Starry stonewort is Minnesota's newest aquatic invasive horror story — a spidery, grass-like algae that likes high-quality water, destroys prime fish spawning habitat and forms dense mats that choke out native vegetation and tangle up boat propellers.
It's out there now, growing under the ice. By the state's official count, the algae has spread to 17 lakes and the Mississippi River since it was first discovered in Minnesota on Lake Koronis in 2015.
The algae doesn't go dormant in winter, said Kate Hagsten, plants director with the Leech Lake Band of Ojibwe's Division of Resource Management.
"It just kind of falls to the bottom," she said.

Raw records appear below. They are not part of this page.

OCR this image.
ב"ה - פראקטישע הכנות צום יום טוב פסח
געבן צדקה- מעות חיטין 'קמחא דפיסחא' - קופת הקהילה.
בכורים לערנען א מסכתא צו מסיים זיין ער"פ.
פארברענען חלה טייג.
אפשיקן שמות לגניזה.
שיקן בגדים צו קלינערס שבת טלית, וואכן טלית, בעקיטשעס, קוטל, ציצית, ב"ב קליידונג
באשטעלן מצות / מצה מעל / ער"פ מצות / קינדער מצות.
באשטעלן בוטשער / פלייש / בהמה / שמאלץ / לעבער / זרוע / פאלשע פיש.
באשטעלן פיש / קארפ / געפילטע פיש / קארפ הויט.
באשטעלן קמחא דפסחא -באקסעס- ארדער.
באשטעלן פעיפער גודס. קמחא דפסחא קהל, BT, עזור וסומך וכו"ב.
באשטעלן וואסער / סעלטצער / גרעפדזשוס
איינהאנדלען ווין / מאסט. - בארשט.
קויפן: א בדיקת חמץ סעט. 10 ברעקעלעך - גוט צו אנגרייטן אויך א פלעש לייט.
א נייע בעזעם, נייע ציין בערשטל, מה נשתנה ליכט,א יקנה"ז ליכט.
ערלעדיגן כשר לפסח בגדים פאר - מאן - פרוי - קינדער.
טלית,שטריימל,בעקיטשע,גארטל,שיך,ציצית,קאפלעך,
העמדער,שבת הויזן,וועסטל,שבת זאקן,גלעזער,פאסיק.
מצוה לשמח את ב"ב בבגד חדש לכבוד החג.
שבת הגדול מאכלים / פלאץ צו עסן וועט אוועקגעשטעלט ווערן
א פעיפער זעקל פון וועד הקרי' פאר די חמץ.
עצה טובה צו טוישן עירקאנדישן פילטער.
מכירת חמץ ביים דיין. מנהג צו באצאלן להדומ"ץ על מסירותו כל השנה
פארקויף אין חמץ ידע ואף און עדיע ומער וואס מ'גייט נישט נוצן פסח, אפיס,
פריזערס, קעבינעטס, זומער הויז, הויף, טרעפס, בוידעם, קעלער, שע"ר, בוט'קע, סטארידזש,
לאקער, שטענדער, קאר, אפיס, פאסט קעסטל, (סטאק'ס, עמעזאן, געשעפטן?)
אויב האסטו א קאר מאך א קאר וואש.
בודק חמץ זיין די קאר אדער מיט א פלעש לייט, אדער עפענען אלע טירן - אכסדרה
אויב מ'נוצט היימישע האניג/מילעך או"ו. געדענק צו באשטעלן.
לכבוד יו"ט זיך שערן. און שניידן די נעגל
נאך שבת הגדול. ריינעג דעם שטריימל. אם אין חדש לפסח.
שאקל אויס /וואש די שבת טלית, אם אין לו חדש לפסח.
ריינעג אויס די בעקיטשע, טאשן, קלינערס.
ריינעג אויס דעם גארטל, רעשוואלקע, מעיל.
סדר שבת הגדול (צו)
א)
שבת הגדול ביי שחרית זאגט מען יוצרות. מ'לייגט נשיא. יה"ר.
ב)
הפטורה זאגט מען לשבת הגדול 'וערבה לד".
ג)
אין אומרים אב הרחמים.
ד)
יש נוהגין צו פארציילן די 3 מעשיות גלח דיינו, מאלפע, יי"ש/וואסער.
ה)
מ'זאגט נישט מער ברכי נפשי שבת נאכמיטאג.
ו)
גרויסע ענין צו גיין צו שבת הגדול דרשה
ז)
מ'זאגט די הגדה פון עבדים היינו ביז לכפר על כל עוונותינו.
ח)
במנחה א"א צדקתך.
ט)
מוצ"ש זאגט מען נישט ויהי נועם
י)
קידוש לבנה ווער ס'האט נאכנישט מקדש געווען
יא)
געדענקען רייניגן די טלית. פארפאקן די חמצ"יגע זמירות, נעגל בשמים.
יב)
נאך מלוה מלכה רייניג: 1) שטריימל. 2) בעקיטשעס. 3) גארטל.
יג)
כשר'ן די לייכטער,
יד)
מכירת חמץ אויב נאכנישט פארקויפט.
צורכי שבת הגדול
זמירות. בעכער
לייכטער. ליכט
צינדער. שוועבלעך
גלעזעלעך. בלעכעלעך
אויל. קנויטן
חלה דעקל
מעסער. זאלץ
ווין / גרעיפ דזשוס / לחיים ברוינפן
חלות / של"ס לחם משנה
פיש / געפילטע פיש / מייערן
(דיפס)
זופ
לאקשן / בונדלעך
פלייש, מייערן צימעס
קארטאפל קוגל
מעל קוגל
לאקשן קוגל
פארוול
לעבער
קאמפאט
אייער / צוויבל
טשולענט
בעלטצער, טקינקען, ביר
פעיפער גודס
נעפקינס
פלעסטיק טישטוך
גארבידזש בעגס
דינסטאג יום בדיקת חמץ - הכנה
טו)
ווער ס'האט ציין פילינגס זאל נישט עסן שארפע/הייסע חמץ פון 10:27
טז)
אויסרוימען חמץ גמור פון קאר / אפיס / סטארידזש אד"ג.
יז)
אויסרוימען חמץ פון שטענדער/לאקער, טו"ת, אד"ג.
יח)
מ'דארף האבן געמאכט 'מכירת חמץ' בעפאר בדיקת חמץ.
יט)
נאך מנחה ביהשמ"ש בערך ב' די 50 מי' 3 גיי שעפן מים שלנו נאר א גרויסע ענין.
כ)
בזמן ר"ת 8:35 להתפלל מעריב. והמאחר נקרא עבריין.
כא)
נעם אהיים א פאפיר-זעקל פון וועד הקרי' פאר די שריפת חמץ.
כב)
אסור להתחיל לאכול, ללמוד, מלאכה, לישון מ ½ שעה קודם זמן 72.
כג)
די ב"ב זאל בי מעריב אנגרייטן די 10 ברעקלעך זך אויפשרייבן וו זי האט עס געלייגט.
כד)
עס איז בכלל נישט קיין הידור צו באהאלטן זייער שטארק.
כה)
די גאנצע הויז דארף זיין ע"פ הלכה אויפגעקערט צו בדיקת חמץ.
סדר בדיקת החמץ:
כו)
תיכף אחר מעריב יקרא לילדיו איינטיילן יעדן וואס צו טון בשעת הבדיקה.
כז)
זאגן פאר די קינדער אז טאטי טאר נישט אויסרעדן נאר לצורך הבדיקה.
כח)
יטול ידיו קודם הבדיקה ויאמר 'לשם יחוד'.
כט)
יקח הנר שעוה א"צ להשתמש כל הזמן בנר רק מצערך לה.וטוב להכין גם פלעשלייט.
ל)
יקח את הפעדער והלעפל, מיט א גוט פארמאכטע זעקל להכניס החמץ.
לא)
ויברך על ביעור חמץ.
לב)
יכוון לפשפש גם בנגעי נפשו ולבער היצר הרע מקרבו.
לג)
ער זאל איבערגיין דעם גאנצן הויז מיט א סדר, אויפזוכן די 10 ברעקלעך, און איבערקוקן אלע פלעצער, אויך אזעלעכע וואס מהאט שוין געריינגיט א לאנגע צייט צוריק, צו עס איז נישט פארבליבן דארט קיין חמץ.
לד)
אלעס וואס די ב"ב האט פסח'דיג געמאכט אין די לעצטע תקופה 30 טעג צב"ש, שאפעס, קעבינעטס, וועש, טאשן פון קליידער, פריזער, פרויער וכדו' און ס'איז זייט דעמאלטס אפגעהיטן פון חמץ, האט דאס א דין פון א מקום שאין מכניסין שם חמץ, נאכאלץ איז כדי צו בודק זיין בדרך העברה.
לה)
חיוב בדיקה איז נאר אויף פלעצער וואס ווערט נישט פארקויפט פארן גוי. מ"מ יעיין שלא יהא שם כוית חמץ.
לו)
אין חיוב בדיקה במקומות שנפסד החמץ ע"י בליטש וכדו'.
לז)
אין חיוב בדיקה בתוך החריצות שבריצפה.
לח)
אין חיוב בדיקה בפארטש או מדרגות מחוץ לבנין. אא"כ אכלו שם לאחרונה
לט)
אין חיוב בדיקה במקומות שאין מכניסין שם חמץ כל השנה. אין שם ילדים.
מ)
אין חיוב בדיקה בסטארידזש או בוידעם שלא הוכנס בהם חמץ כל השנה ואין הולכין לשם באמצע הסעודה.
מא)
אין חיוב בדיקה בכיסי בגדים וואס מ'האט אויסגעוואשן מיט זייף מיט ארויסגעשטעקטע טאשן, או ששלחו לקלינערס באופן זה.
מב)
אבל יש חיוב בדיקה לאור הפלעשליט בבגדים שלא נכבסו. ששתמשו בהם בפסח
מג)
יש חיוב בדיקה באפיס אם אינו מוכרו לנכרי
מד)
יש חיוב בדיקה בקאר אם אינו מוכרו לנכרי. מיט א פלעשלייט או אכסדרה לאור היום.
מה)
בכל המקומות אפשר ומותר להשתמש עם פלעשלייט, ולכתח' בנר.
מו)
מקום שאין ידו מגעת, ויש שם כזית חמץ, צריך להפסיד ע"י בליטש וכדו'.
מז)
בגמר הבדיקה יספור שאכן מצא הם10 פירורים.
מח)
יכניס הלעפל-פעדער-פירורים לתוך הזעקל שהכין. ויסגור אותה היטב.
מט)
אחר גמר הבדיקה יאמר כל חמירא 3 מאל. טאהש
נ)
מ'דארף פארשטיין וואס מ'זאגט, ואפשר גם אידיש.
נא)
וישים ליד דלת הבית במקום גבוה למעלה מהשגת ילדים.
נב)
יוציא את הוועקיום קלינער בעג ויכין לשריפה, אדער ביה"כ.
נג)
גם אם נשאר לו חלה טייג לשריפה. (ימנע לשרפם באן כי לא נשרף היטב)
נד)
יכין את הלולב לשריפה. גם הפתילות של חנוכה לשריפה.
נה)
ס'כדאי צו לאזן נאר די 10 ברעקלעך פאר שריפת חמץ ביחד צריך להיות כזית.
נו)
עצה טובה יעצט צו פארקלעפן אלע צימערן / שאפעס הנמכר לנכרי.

Even as the snow flies, a new effort is underway to contain the destructive invasive species, as crews in Cass County last week installed four new boat decontamination stations on Lake Winnibigoshish and Cass Lake. They're the first of 28 self-service boat cleaning kiosks going in around the state, part of a $1 million "Stop Starry" project to control the algae.
The rest will be deployed by spring "so that they're ready to go for open water," said Jeff Forester, executive director of Minnesota Lakes & Rivers Advocates. They'll be installed on infested lakes in Beltrami, Itasca, Meeker, Stearns, Pope and Wright counties.
Forester's group bought the cleaning stations with a $1 million grant from Minnesota's lottery-funded Environment and Natural Resources Trust Fund, and it's giving them to local groups and governments to install.
"I think it will definitely reduce the risk," Forester said.